Giant Domain Walls and Intrinsic Heterogeneity in 214 Cuprate Superconductors

Abstract

The intricate interplay of structural, charge and spin orders in layered cuprates leads to emergent phenomena, most notably high-temperature superconductivity. However, there is growing awareness that both the structure and electronic ordering that underpin them are not fully homogeneous. Here, we employ scanning three-dimensional X-ray diffraction to spatially resolve structural distortions in La$_{1.675}$Eu$_{0.2}$Sr$_{0.125}$CuO$_{4}$, a prototypical system that exhibits a strong competition between superconductivity and charge density wave order, across its low-temperature orthorhombic to tetragonal phase transition.
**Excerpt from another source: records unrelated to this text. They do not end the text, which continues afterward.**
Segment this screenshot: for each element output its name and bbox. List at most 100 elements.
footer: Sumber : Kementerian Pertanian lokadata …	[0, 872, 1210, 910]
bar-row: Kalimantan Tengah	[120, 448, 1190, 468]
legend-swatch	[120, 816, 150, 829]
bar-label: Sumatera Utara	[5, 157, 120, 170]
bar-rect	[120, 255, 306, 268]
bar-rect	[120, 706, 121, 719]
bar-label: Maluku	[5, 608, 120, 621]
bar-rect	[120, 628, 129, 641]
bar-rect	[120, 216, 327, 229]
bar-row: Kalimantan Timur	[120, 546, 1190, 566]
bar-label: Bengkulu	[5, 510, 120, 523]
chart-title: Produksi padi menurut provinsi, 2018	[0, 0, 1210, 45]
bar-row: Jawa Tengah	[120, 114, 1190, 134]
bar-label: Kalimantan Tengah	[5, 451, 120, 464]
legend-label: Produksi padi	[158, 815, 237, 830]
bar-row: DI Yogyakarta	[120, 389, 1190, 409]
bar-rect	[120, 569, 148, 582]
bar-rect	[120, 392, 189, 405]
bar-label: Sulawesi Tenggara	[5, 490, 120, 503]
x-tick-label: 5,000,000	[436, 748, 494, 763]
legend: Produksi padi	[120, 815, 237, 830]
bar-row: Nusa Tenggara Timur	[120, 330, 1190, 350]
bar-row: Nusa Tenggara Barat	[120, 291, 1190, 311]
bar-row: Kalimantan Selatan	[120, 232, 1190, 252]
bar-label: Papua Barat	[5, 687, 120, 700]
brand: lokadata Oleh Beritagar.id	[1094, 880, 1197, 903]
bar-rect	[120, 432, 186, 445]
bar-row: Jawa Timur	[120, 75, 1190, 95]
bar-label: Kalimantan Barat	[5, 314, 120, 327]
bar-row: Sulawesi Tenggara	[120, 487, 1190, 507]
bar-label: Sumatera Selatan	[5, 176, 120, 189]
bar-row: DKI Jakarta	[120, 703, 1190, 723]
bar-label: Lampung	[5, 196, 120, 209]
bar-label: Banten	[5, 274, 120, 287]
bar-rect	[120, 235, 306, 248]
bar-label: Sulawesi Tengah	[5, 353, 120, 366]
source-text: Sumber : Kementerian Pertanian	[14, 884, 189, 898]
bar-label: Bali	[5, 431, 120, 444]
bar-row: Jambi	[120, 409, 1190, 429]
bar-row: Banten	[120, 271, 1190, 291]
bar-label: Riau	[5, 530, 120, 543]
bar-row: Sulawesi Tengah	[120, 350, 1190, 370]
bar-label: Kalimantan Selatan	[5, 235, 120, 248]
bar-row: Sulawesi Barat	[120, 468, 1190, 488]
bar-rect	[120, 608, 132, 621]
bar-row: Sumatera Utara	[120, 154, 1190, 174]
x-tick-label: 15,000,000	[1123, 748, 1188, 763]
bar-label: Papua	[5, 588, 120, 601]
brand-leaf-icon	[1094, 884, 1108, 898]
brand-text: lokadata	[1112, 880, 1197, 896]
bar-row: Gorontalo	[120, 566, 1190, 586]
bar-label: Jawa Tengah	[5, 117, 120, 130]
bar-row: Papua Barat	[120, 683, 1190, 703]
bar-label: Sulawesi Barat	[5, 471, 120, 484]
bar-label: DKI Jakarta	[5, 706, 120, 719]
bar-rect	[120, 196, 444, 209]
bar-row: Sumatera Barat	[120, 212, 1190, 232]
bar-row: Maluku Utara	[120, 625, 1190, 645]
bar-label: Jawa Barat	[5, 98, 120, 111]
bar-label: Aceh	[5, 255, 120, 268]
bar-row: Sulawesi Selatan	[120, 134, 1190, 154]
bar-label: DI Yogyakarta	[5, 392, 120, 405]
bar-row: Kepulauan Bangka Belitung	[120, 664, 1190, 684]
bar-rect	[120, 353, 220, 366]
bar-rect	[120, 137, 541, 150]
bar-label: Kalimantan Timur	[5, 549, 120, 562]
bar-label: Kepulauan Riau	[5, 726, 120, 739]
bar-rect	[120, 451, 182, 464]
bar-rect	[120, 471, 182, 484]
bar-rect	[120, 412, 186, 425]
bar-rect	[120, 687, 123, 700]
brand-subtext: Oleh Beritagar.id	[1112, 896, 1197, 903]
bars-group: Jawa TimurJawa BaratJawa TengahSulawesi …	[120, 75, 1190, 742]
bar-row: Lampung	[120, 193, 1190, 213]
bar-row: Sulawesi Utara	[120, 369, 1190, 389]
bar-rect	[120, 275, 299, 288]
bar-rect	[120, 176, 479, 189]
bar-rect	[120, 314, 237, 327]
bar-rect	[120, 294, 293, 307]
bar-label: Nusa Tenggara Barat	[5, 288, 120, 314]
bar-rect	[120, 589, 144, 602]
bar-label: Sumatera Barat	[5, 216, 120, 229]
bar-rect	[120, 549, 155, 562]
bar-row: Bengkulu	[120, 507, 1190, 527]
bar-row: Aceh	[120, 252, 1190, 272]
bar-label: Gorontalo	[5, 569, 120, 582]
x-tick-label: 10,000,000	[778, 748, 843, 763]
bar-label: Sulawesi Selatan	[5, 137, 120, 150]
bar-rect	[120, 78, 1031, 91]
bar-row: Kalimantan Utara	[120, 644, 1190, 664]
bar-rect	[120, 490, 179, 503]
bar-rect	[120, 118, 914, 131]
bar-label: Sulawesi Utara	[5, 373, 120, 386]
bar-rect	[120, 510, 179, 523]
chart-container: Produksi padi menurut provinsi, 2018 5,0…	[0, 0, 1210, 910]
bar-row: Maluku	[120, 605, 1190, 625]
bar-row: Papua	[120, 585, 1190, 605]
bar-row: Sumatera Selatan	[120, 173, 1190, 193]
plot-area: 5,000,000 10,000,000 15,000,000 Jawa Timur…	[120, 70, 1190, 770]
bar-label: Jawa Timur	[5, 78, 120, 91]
We uncover two forms of intrinsic microstructural heterogeneity: at 300 K, we reveal remarkably wide tetragonal-like domain wall regions within the nominally orthorhombic crystal structure, and, upon cooling to 100 K, a fine microstructure of orthorhombic-like stripes embedded within the tetragonal matrix emerges. This spatially resolved view directly defines the microstructural architecture of phase coexistence in this system, demonstrating how structural distortions generate intrinsic heterogeneity that shapes the balance between superconductivity and charge density wave order as constrained by the restrictive orthorhombic and tetragonal structures, offering a pathway to control correlated phenomena.

Figures (3)

• Figure 1: (a) Representation of the LTO (left) and LTT (right) structures, with $A$-site cation omitted for clarity. Oxygens are shown in teal and magenta indicating whether they are above and below the CuO$_2$ planes, respectively. In LTO, the sense of the distortion propagates along [010], with all layers aligned. In LTT, the sense of the distortion propagates along alternating diagonals, with a 90$^\circ$ rotation, from [110] to [1$\Bar{1}$0], between adjacent layers. (b) 300 K reconstruction of the sample from all reflection and filtered by $A$- and $B$-centred systematic absences, revealing twin domains. (c) Order parameter map indicating X$_{3}^{+}$ propagation direction with black as LTO and teal as LTT (d) 300 K strain reconstruction based on $\Gamma_{4}^{+}$ showing strong correlations with systematic absence map. Axes are given with respect to the LTO/LTT basis.
• Figure 2: Spatially resolved maps and associated histograms of symmetry-adapted strain modes at 300 K. Note the bimodal distribution of $\Gamma_{4}^{+}$, unique in capturing the twin domain structure. $\Gamma_{1}^{+}(1)$ corresponds to an in-plane symmetric expansion/contraction, while $\Gamma_{1}^{+}(2)$ is a uniform strain along $c$. $\Gamma_{2}^{+}$ is an in-plane shear strain. $\Gamma_{4}^{+}$ is the orthorhombic strain. $\Gamma_{5}^{+}(a)$ and $\Gamma_{5}^{+}(b)$ describe shear strains between the $ab$ plane and $c$ axis.
• Figure 3: (a) Spatially resolved maps of $\Gamma_{4}^{+}$ at 300 K, 140 K, 120 K and 100 K, illustrating the temperature evolution of the structural domains. (b) Histograms of $\Gamma_{4}^{+}$ at corresponding temperatures, showing the transition from bimodal at 300 K to a more homogenous but still asymmetric distribution at 100 K. (c) Maps of the absolute strain magnitude $|\Gamma_{4}^{+}|$ with (d) showing enhanced maps and line profiles, revealing broad LTT-like features within the LTO phase at 300 K and subtle LTO-like filaments within the LTT phase at 100 K. The spatial resolution of our reconstructions is at least 70 nm, see Methods.